Das vierte der in den Kreis unserer Betrachtung zu ziehenden Feste,
Mariä Geburt, wird gerade desswegen gefeiert, weil Maria als mit dem heil.
Geiste von Mutterleibe an begabt gilt; denn nur von solchen Personen feiert
die Kirche die Geburtsfeste, von anderen begeht sie die Todestage. Dies fanden
wir bereits von Durand gesagt, und derselbe äussert auch an einem anderen
Orte: »Das Fest der heiligen Maria, dass sie nämlich auf die Welt geboren
ist, wird desswegen gefeiert, weil sie im Mutterleibe geheiligt worden ist.«
Aus dem nämlichen Grunde feierte man aber auch die Geburt des Täufers,
und wenn dieser als Marientypus auftritt, so muss man nothwendig an die
beiden gemeinsame Auszeichnung und weiterhin an das Fest Mariä Geburt
denken. Was den Propheten Nahum betrifft, so könnte man sagen, es sei
nach Durand’s oben citirter Ausführung ein anderer, etwa der auch vor der
Geburt geheiligte Jeremias besser am Orte gewesen. Allein mit dem Künstler
und seinen Gedanken können wir nicht rechten. Es scheint, als habe die
Rücksicht auf die Begabung Mariä mit dem heil. Geiste vorwiegend gewaltet,
und sei ihr als der Trösterin desshalb der Tröster des Erdkreises an die Seite
gesetzt worden.

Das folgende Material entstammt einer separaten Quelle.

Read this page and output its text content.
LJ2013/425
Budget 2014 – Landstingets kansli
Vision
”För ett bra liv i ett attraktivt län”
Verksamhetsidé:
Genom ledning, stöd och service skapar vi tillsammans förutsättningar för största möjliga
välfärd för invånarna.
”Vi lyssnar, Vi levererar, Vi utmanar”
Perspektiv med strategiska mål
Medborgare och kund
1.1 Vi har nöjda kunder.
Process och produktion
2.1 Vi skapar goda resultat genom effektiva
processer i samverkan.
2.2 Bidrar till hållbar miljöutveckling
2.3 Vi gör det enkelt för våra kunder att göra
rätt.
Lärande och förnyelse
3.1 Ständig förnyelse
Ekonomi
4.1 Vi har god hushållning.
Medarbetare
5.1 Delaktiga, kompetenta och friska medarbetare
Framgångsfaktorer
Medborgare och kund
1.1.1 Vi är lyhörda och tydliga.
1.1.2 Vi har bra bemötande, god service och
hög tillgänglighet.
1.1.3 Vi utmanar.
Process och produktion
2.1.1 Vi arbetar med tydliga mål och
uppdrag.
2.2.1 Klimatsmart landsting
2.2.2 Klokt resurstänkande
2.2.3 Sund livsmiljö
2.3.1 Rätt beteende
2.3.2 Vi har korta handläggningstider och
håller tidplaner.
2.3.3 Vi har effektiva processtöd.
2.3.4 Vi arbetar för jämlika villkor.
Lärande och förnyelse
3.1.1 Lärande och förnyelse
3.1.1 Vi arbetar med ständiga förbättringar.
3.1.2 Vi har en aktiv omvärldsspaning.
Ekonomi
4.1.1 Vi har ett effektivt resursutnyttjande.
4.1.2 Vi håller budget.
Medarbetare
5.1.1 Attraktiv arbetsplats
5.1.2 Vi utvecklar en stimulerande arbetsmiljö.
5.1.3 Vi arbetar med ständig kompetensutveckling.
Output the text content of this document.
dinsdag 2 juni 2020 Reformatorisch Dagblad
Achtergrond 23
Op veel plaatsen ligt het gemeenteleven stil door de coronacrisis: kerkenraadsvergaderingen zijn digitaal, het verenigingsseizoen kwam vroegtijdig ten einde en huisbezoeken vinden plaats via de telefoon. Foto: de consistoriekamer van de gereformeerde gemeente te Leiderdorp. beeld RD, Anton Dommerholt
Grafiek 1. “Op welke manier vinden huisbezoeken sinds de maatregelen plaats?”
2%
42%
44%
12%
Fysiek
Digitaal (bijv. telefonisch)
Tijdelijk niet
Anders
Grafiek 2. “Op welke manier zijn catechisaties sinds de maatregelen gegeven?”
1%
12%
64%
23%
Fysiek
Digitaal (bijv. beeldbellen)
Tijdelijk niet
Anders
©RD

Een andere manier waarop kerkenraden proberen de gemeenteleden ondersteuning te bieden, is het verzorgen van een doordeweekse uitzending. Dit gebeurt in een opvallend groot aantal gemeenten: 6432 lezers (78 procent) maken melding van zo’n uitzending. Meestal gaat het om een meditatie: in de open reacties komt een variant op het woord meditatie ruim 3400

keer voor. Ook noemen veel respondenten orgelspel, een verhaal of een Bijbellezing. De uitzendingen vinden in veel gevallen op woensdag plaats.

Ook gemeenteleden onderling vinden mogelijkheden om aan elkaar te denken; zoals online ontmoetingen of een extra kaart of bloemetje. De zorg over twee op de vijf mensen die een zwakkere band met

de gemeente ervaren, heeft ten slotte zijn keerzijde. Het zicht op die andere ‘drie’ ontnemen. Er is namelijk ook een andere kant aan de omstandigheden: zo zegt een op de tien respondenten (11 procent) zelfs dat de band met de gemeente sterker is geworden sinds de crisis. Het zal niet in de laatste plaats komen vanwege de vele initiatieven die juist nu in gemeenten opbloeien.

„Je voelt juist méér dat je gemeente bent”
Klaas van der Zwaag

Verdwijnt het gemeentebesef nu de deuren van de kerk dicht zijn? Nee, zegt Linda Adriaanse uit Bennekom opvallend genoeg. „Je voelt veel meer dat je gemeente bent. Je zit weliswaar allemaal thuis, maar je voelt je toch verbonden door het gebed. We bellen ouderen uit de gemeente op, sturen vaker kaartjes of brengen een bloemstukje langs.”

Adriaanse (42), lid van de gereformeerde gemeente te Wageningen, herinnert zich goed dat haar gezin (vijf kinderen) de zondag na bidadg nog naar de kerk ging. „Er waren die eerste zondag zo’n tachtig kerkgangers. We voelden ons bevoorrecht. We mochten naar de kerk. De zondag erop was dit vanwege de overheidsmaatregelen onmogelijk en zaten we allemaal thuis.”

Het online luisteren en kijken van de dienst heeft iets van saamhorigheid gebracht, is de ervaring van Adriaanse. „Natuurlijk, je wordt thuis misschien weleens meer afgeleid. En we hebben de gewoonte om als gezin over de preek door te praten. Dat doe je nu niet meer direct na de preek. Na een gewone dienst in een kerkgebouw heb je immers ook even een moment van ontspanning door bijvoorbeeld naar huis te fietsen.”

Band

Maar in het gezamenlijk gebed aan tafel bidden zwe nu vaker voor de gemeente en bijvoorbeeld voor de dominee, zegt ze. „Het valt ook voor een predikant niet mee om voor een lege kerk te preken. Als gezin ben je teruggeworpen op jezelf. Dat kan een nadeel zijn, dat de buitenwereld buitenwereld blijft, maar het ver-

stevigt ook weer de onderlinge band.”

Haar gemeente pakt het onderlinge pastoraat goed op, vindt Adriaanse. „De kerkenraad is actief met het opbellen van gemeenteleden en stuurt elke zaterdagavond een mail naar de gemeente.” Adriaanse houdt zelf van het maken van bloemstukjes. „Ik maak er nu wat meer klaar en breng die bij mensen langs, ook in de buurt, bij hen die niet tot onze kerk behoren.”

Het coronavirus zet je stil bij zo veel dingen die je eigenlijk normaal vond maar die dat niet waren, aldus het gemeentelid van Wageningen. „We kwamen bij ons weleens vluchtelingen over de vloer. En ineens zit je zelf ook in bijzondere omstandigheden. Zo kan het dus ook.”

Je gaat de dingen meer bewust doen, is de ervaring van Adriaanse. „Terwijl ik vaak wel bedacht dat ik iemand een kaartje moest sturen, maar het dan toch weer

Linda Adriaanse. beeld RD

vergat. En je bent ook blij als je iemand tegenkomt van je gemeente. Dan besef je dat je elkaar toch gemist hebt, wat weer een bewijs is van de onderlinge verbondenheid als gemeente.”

Der etwas losere Zusammenhang Nahum’s mit Maria bringt
aber immer noch keine störende Disharmonie in die hier dargelegte Ordnung
des Ganzen.
Bei der Conception des Monumentes hat auch wohl die symbolische Be-
deutung der Vierzahl, der Zahl der Vollkommenheit, den Künstler mitbestimmt.